Oggi si è spento un piccolo angioletto di 13 anni, Mattia Maestri, in stato vegetativo dal 2017, a causa di un’infezione alimentare, contratta il 5 giugno del 2017.
A quell’epoca Mattia aveva 4 anni, mangiò un pezzo di formaggio “Due Laghi” a latte crudo (non pastorizzato) prodotto dal Caseificio sociale di Coredo.
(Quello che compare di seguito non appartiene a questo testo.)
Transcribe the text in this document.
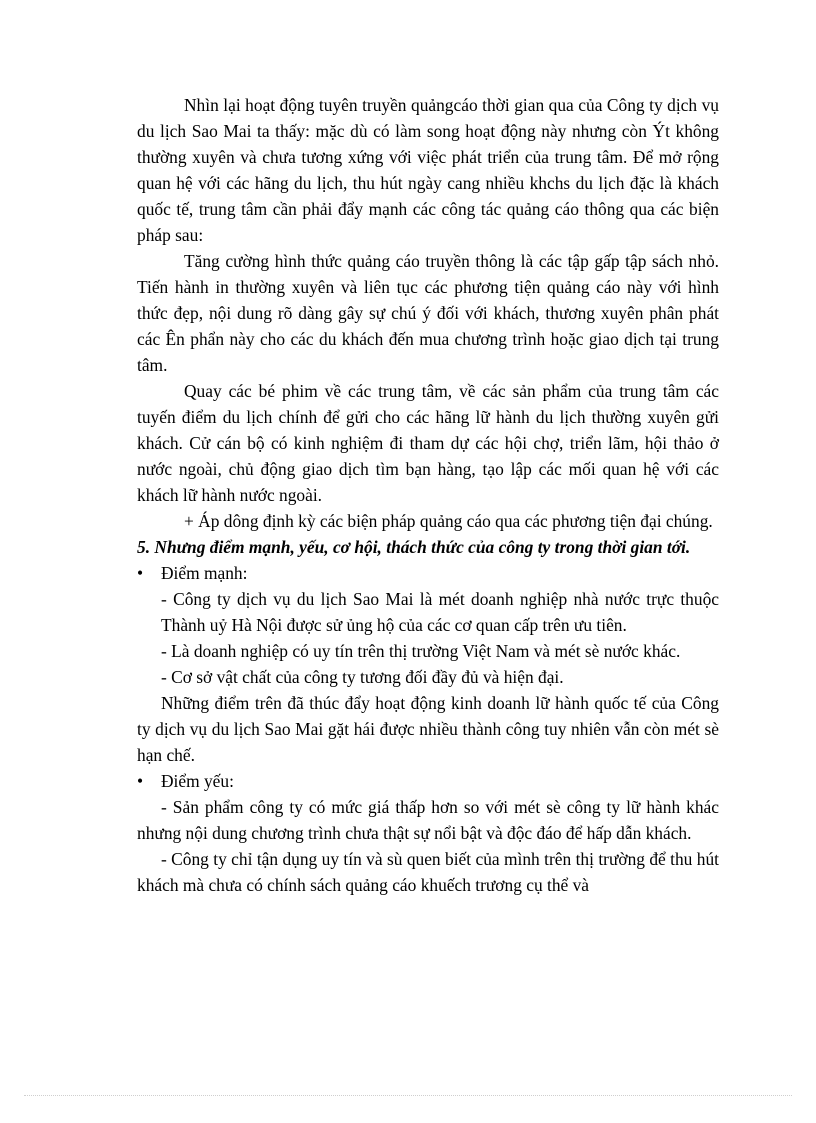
Nhìn lại hoạt động tuyên truyền quảngcáo thời gian qua của Công ty dịch vụ du lịch Sao Mai ta thấy: mặc dù có làm song hoạt động này nhưng còn Ýt không thường xuyên và chưa tương xứng với việc phát triển của trung tâm. Để mở rộng quan hệ với các hãng du lịch, thu hút ngày cang nhiều khchs du lịch đặc là khách quốc tế, trung tâm cần phải đẩy mạnh các công tác quảng cáo thông qua các biện pháp sau:

Tăng cường hình thức quảng cáo truyền thông là các tập gấp tập sách nhỏ. Tiến hành in thường xuyên và liên tục các phương tiện quảng cáo này với hình thức đẹp, nội dung rõ dàng gây sự chú ý đối với khách, thương xuyên phân phát các Ên phẩn này cho các du khách đến mua chương trình hoặc giao dịch tại trung tâm.

Quay các bé phim về các trung tâm, về các sản phẩm của trung tâm các tuyến điểm du lịch chính để gửi cho các hãng lữ hành du lịch thường xuyên gửi khách. Cử cán bộ có kinh nghiệm đi tham dự các hội chợ, triển lãm, hội thảo ở nước ngoài, chủ động giao dịch tìm bạn hàng, tạo lập các mối quan hệ với các khách lữ hành nước ngoài.

+ Áp dông định kỳ các biện pháp quảng cáo qua các phương tiện đại chúng.

5. Nhưng điểm mạnh, yếu, cơ hội, thách thức của công ty trong thời gian tới.

•	Điểm mạnh:

- Công ty dịch vụ du lịch Sao Mai là mét doanh nghiệp nhà nước trực thuộc Thành uỷ Hà Nội được sử ủng hộ của các cơ quan cấp trên ưu tiên.

- Là doanh nghiệp có uy tín trên thị trường Việt Nam và mét sè nước khác.

- Cơ sở vật chất của công ty tương đối đầy đủ và hiện đại.

Những điểm trên đã thúc đẩy hoạt động kinh doanh lữ hành quốc tế của Công ty dịch vụ du lịch Sao Mai gặt hái được nhiều thành công tuy nhiên vẫn còn mét sè hạn chế.

•	Điểm yếu:

- Sản phẩm công ty có mức giá thấp hơn so với mét sè công ty lữ hành khác nhưng nội dung chương trình chưa thật sự nổi bật và độc đáo để hấp dẫn khách.

- Công ty chỉ tận dụng uy tín và sù quen biết của mình trên thị trường để thu hút khách mà chưa có chính sách quảng cáo khuếch trương cụ thể và
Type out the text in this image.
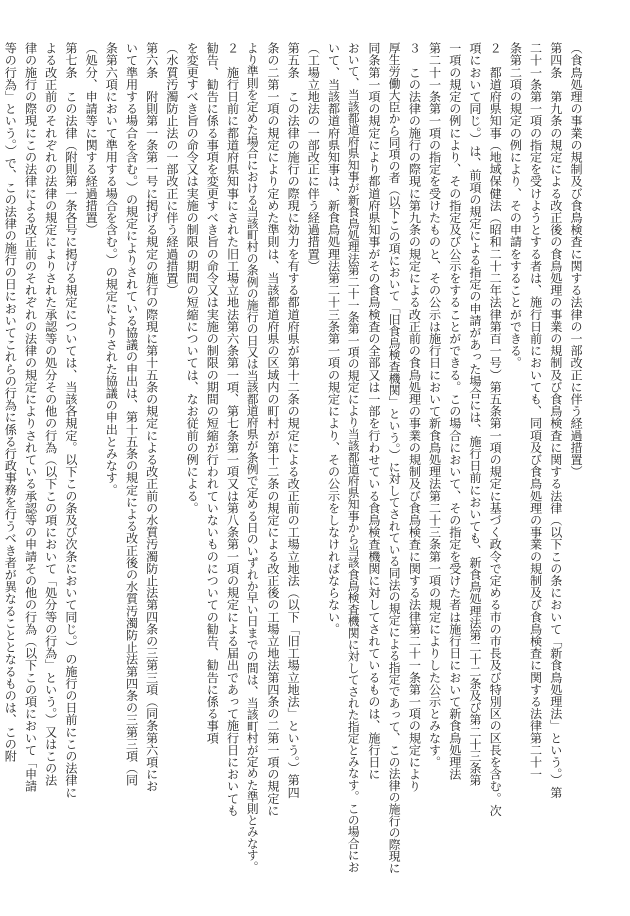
（食鳥処理の事業の規制及び食鳥検査に関する法律の一部改正に伴う経過措置）
第四条　第九条の規定による改正後の食鳥処理の事業の規制及び食鳥検査に関する法律（以下この条において「新食鳥処理法」という。）第
二十一条第一項の指定を受けようとする者は、施行日前においても、同項及び食鳥処理の事業の規制及び食鳥検査に関する法律第二十一
条第二項の規定の例により、その申請をすることができる。
２　都道府県知事（地域保健法（昭和二十二年法律第百一号）第五条第一項の規定に基づく政令で定める市の市長及び特別区の区長を含む。次
項において同じ。）は、前項の規定による指定の申請があった場合には、施行日前においても、新食鳥処理法第二十二条及び第二十三条第
一項の規定の例により、その指定及び公示をすることができる。この場合において、その指定を受けた者は施行日において新食鳥処理法
第二十一条第一項の指定を受けたものと、その公示は施行日において新食鳥処理法第二十三条第一項の規定によりした公示とみなす。
３　この法律の施行の際現に第九条の規定による改正前の食鳥処理の事業の規制及び食鳥検査に関する法律第二十一条第一項の規定により
厚生労働大臣から同項の者（以下この項において「旧食鳥検査機関」という。）に対してされている同法の規定による指定であって、この法律の施行の際現に
同条第一項の規定により都道府県知事がその食鳥検査の全部又は一部を行わせている食鳥検査機関に対してされているものは、施行日に
おいて、当該都道府県知事が新食鳥処理法第二十一条第一項の規定により当該都道府県知事から当該食鳥検査機関に対してされた指定とみなす。この場合にお
いて、当該都道府県知事は、新食鳥処理法第二十三条第一項の規定により、その公示をしなければならない。
（工場立地法の一部改正に伴う経過措置）
第五条　この法律の施行の際現に効力を有する都道府県が第十二条の規定による改正前の工場立地法（以下「旧工場立地法」という。）第四
条の二第一項の規定により定めた準則は、当該都道府県の区域内の町村が第十二条の規定による改正後の工場立地法第四条の二第一項の規定に
より準則を定めた場合における当該町村の条例の施行の日又は当該都道府県が条例で定める日のいずれか早い日までの間は、当該町村が定めた準則とみなす。
２　施行日前に都道府県知事にされた旧工場立地法第六条第一項、第七条第一項又は第八条第一項の規定による届出であって施行日においても
勧告、勧告に係る事項を変更すべき旨の命令又は実施の制限の期間の短縮が行われていないものについての勧告、勧告に係る事項
を変更すべき旨の命令又は実施の制限の期間の短縮については、なお従前の例による。
（水質汚濁防止法の一部改正に伴う経過措置）
第六条　附則第一条第一号に掲げる規定の施行の際現に第十五条の規定による改正前の水質汚濁防止法第四条の三第三項（同条第六項にお
いて準用する場合を含む。）の規定によりされている協議の申出は、第十五条の規定による改正後の水質汚濁防止法第四条の三第三項（同
条第六項において準用する場合を含む。）の規定によりされた協議の申出とみなす。
（処分、申請等に関する経過措置）
第七条　この法律（附則第一条各号に掲げる規定については、当該各規定。以下この条及び次条において同じ。）の施行の日前にこの法律に
よる改正前のそれぞれの法律の規定によりされた承認等の処分その他の行為（以下この項において「処分等の行為」という。）又はこの法
律の施行の際現にこの法律による改正前のそれぞれの法律の規定によりされている承認等の申請その他の行為（以下この項において「申請
等の行為」という。）で、この法律の施行の日においてこれらの行為に係る行政事務を行うべき者が異なることとなるものは、この附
Il prodotto era contaminato dal batterio Escherichia coli di tipo STEC, produttore di Shiga-tossine, che in Mattia scatenò la Sindrome Emolitico-Uremica (SEU), ovvero una patologia rara e grave, che colpisce i globuli rossi e i reni.
La sentenza
La Suprema Corte infatti ha respinto i ricorsi delle difese, confermando in via definitiva la sentenza di condanna per lesioni colpose gravissime, nei confronti dell’ex presidente del Caseificio sociale di Coredo, Lorenzo Biasi, e il casaro Gianluca Fornasari.
I giudici hanno reso irrevocabile il nesso di causalità tra il consumo del formaggio contaminato da Escherichia coli e i devastanti danni neurologici subiti dal bambino.
Giovanni Battista Maestri ha anche pubblicato il volume “La verità sui pericoli dei formaggi a latte non pastorizzato” – presentato in Senato.
Un’agonia durata 9 anni
La battaglia della famiglia Maestri è fare in modo che Mattia diventi un testimone contro queste pratiche produttive.
Non sono mancati in questi anni i tentativi di tappare la bocca a questo papà, e soprattutto al suo attivismo.